Assuming that the effect of incomplete records of data attributes represented by on the similarity calculation, the target data integration is performed using equation (11) to optimize the query.

According to the above steps, the optimization of IoT multisource heterogeneous type target data is completed, and in this way, the optimal query effect is obtained.

5. Experimental Results and Analysis

A comparison with the literature is needed to evaluate the suggested method’s practical efficiency (method 1 in Figure) even further and (method 2 in Figure) is performed. The items of comparison are the efficiency as well as the accuracy of the input directory to find the corresponding data after integration and optimization. In the actual simulation experiments, the three methods are used for query optimization of target data on the Internet to determine the error rate of the query to be optimized, and the experimental comparison results are shown in Figure 3. According to the experimental comparison graph in Figure 3, the technique in this study can efficiently handle the relationship between heterogeneous target data from multiple sources and ensure the quality of target data by reducing the duplication and redundancy of data, while the literature method has a lower error correction rate compared with the method in this paper. The method conducts data integration optimization experiments using 140 data sets for 14 experiments, and the results obtained by the three methods in different experiments are shown in Figures 4 and 5.

As shown in Figure 4, the integration efficiency of the method in this paper is relatively high because the weighted average of the calculation and data attribute recognition can be effective. We need to distinguish the contribution rate of different sets of attributes and derive the actual availability of data to obtain a more integrated effect.

Figure 5 is compared with the literature method [4], and the dynamic weight assignment method is more scientific. In this paper, we can optimize the natural resource big data query, fully meet the integration and optimization needs of the target data, and fundamentally improve the efficiency of the integrated and optimized data query.
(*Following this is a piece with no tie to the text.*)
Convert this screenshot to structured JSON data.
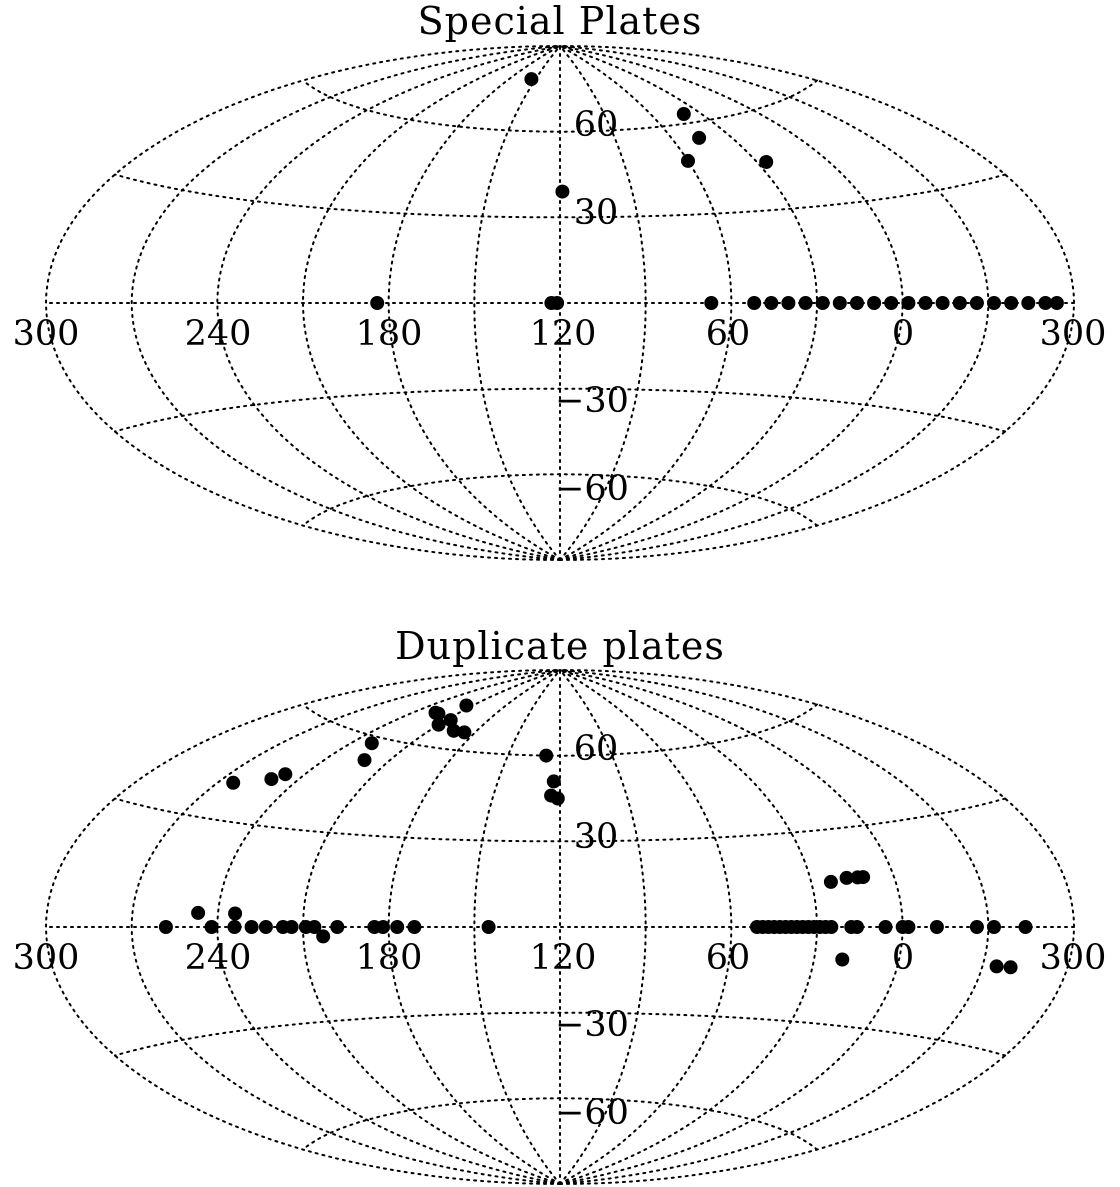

From Figure 4, it can be seen that the integration efficiency of this method is relatively high because the weighted average of the calculation and data attribute recognition can effectively distinguish it. The contribution rate of different sets of attributes is derived from the actual availability of data to obtain a more integrated effect.

6. Conclusion

The multimodal discourse analysis theory has been utilized in teaching as a new teaching model, addressing the limitations of conventional teaching, reforming restrictive educational theory, and adjusting to educational development. At the same time, today’s environment requires education to be adapted to each student’s specific requirements. Due to the problems of low query efficiency and ineffective integration of massive data by traditional methods, this paper proposes a data mining technology-based multimodal English and American literature resource integration research optimization method. According to the heterogeneity of the big data of English and American literary resources, a data mining analysis system is constructed for the content to be integrated. The optimized Apriori algorithm is applied to process the data of different channels. The total value is obtained by calculating the grey correlation degree to achieve the optimization of the target data integration. During experimental processing, it was determined that more accurate results are required for computing the correlation degree. The error threshold should not exceed a particular range; otherwise, it will have a significant influence on the outcomes, requiring further optimization of the algorithm.

Data Availability

The data used to support the findings of this study are available from the corresponding author upon request.

Conflicts of Interest

The author declares no conflicts of interest.

Acknowledgments

This work was supported by the Horizontal Project of Shanghai Foreign Language Education Press Co., Ltd: “The Elucidation of Feminist Theory in English and American Literature” (2020SH49).